スピノザの『エチカ』と趣味のブログ

スピノザの『エチカ』について僕が考えていることと,趣味である将棋・競馬・競輪などについて綴るブログです。

新人王戦&個人と国家

2023-10-25 18:58:30 | 将棋
 24日に指された第54回新人王戦決勝三番勝負第二局。
 藤本渚四段の先手で相掛り。先手の引き飛車に後手の上野裕寿四段の高飛車という戦型になりました。この将棋は中盤で中央を手厚く指した先手がリードを奪ったのですが,終盤は後手にもチャンスがありました。
                                        
 この王手に対して☖8二玉と逃げました。

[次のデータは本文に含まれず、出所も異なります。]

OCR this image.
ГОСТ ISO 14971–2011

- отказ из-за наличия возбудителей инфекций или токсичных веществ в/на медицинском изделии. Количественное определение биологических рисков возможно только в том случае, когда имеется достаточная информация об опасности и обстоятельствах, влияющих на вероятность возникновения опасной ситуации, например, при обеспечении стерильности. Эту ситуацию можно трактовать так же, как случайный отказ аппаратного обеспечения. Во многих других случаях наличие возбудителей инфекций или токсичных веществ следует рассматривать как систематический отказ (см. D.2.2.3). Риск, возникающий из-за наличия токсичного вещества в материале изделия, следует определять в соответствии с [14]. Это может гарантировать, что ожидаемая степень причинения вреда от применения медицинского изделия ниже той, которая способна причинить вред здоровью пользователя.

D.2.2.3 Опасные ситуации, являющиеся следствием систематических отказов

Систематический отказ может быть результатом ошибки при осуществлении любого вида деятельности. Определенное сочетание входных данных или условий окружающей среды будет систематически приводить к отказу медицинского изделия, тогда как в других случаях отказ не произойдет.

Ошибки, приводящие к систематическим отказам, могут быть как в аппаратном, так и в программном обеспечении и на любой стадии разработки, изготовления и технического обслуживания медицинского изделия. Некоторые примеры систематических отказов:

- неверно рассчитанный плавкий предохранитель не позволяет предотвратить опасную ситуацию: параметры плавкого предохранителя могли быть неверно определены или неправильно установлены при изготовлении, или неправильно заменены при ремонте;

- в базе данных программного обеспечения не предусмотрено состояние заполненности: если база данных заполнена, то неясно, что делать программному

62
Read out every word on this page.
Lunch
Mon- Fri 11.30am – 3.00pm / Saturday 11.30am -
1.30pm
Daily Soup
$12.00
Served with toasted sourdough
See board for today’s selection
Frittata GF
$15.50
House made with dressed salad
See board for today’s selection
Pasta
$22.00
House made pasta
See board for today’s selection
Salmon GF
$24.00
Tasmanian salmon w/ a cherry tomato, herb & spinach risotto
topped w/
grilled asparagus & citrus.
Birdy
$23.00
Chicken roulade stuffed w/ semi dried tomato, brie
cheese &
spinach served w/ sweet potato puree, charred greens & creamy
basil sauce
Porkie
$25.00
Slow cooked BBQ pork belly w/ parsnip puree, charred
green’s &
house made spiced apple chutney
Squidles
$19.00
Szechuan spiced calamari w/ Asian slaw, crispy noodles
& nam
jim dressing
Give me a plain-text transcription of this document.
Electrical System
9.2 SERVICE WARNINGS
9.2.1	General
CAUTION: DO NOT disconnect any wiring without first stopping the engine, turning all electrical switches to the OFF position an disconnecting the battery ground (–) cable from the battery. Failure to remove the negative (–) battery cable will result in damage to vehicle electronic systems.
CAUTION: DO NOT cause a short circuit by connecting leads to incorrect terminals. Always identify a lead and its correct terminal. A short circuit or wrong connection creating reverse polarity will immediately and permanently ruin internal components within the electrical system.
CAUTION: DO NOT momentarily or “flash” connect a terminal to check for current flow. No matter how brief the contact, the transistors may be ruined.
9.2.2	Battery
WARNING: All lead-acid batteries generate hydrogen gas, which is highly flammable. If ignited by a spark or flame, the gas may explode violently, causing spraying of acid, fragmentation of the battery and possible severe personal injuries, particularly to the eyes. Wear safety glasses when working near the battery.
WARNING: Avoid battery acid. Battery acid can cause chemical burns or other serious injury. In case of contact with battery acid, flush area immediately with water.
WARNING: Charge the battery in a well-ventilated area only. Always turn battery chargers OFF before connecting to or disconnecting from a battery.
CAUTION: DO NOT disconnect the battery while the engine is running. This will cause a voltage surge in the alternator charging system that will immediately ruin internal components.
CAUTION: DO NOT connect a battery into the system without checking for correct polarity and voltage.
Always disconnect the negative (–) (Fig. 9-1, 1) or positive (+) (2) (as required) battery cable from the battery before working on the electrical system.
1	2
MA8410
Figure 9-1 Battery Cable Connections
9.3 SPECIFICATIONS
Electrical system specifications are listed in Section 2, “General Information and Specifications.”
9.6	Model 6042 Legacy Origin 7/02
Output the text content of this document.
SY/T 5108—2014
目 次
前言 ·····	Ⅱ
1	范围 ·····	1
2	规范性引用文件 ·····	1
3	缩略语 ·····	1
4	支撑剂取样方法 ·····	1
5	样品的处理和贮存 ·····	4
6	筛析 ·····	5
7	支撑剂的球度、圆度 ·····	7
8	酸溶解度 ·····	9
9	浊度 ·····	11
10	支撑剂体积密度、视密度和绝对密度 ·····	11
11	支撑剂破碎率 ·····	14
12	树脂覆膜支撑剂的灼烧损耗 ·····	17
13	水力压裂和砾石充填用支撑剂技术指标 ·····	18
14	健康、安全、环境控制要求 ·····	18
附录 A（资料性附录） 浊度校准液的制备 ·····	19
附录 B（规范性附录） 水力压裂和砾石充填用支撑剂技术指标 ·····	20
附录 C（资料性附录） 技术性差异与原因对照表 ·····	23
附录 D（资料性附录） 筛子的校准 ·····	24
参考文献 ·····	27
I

このために☗7一角☖8一玉☗7二歩成以下の王手の連続で先手玉が安全になり,先手が勝っています。
 第1図は☖8一玉と逃げる手がありました。今度は角を打っていないので☗7二歩成は無効。よって☗5一龍と王手を掛けることになりますがそこで☖9二玉と逃げます。このとき先手には☗6五角と☗9三銀というふたつの有力手段があるのですが,どちらも後手玉は詰まずに先手玉が詰むという展開に進みそうです。なので第1図で☖8一玉なら逆転で後手の勝ちだったようです。
 藤本四段が勝って1勝1敗。第三局は31日に指される予定です。

 ホッブズThomas Hobbesが考える国家Imperiumの特徴として,国家において個人が自然権jus naturaeを放棄するということは,自然権を国家に対して全面的に譲渡することを意味します。したがってこの状態は理念的にいえば,国家がなければ個人というものは存在し得ないという帰結になります。これはひとつの考え方ではありますが,スピノザのように,国家においても個人の自然権が残るという考えからは,それとは逆に個人が存在しなければ国家というものは存在し得ないということが帰結しますから,この種の対立が生じます。これは政治論に関わることですから,ここではどちらが正しいかということを検討することはしませんが,基本的に社会契約説を導入して国家論を組み立てると,まず国家というものがあって,その国家の中で国民が形成されるといわなければならなくなるということは間違いありません。スピノザの国家論は明らかにこの考え方を否定するものであって,それはまたホッブズが『神学・政治論Tractatus Theologico-Politicus』を読んだときに衝撃を受けた要因のひとつになっているかもしれません。
 ここでより詳しく考えておきたいのは,この国家以前の状態としてホッブズがあげている自然状態status naturalis,すなわち万人の万人に対する戦争状態の現実性です。本当に人類の歴史においてそのような状態があったというようには僕には考えられません。これは,ひとりの人間が生きていくということを考えれば,容易に理解することができるのではないかと思います。
 人間というのは,これはとくに幼少期を思い浮かべれば分かると思いますが,単独で生きていくことができるわけではありません。もしひとりの人間が産まれてきたとしても,産まれてきたその状態ではその人間は何ひとつをなすことはできないのであって,ひとりで放置されれば死を迎えることになります。いい換えれば,産まれてきたときの人間に何がしかの自然権があるというのは無理があるのであって,人間にとっての自然権というのは,人間が育っていく過程において徐々に獲得してくものであるといわなければなりません。とくにホッブズのように,自然権を人間の自由意志voluntas liberaに関連させるなら,なののことそういわなければならないでしょう。